Where did Stroock go wrong? And what is it doing right? Dissolution spurs critiques
“Stroock had become progressively more wobbly in the last couple of years, highlighted by high-profile partner defections and an inability to come to terms with another firm for a merger once it became clear the firm would need one to survive,” Law.com reports. Image from Shutterstock.
Before Stroock & Stroock & Lavan announced plans to dissolve “at the appropriate time,” the law firm appeared to be readying for an "orderly dissolution" that does not put partners at risk.
“There are signs that Stroock’s leaders have been working behind the scenes to try to prevent the worst-case scenario when a law firm collapses: partners facing personal liability for its debts,” Bloomberg Law reports.
The Bloomberg Law article said an orderly dissolution involves a two-step process: getting all the partners to leave before the dissolution and staying out of bankruptcy court.
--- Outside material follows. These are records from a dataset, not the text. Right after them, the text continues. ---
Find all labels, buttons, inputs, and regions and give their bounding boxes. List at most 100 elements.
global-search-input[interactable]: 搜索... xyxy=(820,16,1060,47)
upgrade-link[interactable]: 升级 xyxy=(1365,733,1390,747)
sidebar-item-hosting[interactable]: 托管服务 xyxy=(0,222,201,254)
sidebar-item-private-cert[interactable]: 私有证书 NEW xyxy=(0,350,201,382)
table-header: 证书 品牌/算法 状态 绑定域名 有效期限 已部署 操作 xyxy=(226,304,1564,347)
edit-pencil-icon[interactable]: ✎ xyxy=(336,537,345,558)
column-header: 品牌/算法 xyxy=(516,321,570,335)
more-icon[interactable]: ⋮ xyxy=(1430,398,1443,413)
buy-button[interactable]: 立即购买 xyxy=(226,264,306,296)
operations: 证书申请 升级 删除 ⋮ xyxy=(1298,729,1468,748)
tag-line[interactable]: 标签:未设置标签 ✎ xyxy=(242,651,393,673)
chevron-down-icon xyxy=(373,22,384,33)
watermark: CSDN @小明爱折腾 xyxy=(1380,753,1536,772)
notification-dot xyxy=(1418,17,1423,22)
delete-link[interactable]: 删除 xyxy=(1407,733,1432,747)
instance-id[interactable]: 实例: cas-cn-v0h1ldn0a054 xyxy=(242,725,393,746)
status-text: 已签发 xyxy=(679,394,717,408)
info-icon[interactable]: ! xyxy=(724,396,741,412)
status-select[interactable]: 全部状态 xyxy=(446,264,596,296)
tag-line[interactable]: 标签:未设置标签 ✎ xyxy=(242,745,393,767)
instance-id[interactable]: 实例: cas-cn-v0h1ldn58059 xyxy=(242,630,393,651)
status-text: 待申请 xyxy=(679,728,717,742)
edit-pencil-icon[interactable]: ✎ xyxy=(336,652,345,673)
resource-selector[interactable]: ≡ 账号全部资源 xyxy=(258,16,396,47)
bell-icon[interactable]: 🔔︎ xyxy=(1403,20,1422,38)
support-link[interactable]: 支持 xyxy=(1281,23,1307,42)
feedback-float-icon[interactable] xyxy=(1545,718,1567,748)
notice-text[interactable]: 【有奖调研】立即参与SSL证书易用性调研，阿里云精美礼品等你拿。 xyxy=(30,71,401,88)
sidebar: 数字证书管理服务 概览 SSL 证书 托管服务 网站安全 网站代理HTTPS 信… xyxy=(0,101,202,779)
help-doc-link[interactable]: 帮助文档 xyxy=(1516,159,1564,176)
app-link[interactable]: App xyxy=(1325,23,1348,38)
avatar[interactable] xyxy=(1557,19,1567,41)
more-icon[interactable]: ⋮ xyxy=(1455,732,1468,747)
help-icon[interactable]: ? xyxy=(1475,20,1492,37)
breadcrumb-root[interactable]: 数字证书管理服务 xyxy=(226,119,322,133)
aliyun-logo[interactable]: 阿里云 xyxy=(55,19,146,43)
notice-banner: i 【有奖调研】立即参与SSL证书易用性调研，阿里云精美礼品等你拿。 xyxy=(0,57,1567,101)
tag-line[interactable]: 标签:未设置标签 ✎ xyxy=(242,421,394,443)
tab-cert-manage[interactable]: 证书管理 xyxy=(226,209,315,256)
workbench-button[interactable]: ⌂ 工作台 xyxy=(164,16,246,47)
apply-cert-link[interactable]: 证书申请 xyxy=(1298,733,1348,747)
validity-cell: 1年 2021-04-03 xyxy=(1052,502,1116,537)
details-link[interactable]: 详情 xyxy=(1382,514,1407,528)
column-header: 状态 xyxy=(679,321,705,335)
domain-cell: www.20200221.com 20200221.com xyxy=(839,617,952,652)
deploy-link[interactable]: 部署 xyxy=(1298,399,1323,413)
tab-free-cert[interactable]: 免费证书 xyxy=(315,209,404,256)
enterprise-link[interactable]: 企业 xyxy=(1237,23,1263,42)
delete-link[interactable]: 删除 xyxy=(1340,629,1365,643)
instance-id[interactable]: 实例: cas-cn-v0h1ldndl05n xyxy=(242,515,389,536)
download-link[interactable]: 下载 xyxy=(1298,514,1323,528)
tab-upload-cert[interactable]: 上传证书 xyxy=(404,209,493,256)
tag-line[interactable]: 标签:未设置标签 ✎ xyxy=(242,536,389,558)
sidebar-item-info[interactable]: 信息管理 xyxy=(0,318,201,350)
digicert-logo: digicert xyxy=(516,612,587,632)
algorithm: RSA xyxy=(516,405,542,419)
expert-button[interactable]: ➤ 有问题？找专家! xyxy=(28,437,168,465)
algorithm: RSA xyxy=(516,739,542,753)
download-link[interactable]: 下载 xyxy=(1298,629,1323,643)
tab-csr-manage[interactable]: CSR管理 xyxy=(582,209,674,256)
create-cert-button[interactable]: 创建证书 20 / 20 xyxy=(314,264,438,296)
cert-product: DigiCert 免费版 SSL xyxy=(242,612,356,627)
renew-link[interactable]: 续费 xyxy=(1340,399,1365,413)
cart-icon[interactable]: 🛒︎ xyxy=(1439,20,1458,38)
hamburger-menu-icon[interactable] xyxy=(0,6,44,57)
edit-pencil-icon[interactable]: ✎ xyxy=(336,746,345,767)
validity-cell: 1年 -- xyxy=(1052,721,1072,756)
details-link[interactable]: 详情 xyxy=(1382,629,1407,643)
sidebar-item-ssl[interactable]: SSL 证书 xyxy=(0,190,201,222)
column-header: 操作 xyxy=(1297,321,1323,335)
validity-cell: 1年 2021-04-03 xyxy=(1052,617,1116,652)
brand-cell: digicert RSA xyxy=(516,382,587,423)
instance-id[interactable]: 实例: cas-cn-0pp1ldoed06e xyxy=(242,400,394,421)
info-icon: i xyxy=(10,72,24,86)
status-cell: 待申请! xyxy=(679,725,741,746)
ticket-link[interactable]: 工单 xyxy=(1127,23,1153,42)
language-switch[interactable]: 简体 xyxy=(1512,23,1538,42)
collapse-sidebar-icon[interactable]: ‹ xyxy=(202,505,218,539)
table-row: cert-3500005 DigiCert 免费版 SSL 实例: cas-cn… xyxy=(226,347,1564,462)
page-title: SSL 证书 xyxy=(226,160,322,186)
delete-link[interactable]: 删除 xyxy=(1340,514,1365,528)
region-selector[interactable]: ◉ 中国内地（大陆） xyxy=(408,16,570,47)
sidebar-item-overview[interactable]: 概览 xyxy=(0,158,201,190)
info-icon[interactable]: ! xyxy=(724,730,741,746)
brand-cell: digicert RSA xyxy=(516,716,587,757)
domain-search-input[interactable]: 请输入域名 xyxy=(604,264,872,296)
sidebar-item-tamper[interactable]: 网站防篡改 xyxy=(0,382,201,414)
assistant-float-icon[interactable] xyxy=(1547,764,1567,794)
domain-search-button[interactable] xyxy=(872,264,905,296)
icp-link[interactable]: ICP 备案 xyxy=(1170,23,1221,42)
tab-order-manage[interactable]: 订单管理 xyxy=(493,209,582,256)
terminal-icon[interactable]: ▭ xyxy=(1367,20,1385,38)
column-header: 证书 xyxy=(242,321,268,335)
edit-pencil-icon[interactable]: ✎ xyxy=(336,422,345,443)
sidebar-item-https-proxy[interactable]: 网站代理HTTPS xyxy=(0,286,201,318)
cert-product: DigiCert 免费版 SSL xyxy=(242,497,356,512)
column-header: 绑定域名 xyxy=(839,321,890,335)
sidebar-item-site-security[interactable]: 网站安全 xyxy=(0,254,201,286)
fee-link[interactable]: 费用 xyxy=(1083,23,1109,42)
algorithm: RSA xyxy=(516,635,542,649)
Partners will get advance notice before the firm officially dissolves, allowing them to leave before it happens. That means that creditors could have a more difficult time recovering fees for ongoing work, according to the article.
Creditors can still force a dissolved firm into bankruptcy. The bankruptcy trustee would try to recover compensation received by partners after the date of insolvency. To keep Stroock out of bankruptcy, its executive committee would have to convince creditors that they will be paid from remaining revenues, Bloomberg Law explains.
While Stroock appears to be taking positive steps for the dissolution, there were missteps in the past, according to an article by Law.com that partly relies on anonymous sources.
“Stroock had become progressively more wobbly in the last couple of years, highlighted by high-profile partner defections and an inability to come to terms with another firm for a merger once it became clear the firm would need one to survive,” Law.com reports.
“Each one of Stroock’s challenges—a troublesome pension obligation that was removed too late, waves of large partner departures, poor merger negotiations and a burdensome accounting system—would hobble any law firm. But Stroock faced them all, contributing to the fall of a 147-year-old firm.”
Then in late July, Stroock lost 27 lawyers to Steptoe & Johnson. In August, Stroock announced that it had authorized a buyout of its pension obligations to make itself a more attractive merger partner.
Partners authorized a future dissolution Oct. 24. Then came announcements that Stroock and Pillsbury Winthrop Shaw Pittman had ended merger talks, and that more than 30 Stroock partners were joining Hogan Lovells. An internal Stroock email said the Hogan Lovells move “will offer the best opportunities and growth potential for the most members of our firm.”
The best time for a firm to merge is when it isn’t necessary for survival, according to a separate Law.com story. Problems can happen if partner holdouts nix the deal. There are more likely to be objections from low-performing partners who are fearful of what a merger could mean, said Lisa Smith, a princiapl at Fairfax Associates, who spoke with Law.com.
Kent Zimmermann, a consultant at the Zeughauser Group, told Law.com that firms should “manage to the interest of the highest performing partners you can least afford to lose,” and that means a more flexible compensation system.
Zimmermann speculated that Stroock leadership likely failed to manage the restructuring group’s needs, instead allowing “rate-challenged partners to throw merger talks with several firms off track.”
Zimmermann pointed to “common threads” of weakening and destabilizing firms in the other Law.com article.
“Those include a lack of size, waning financial performance and a lack of flexibility on compensation relative to their competitor peers for talent and clients,” Zimmermann said. “On their own, none of those will cause a firm to fail. But together, they cause significant problems.”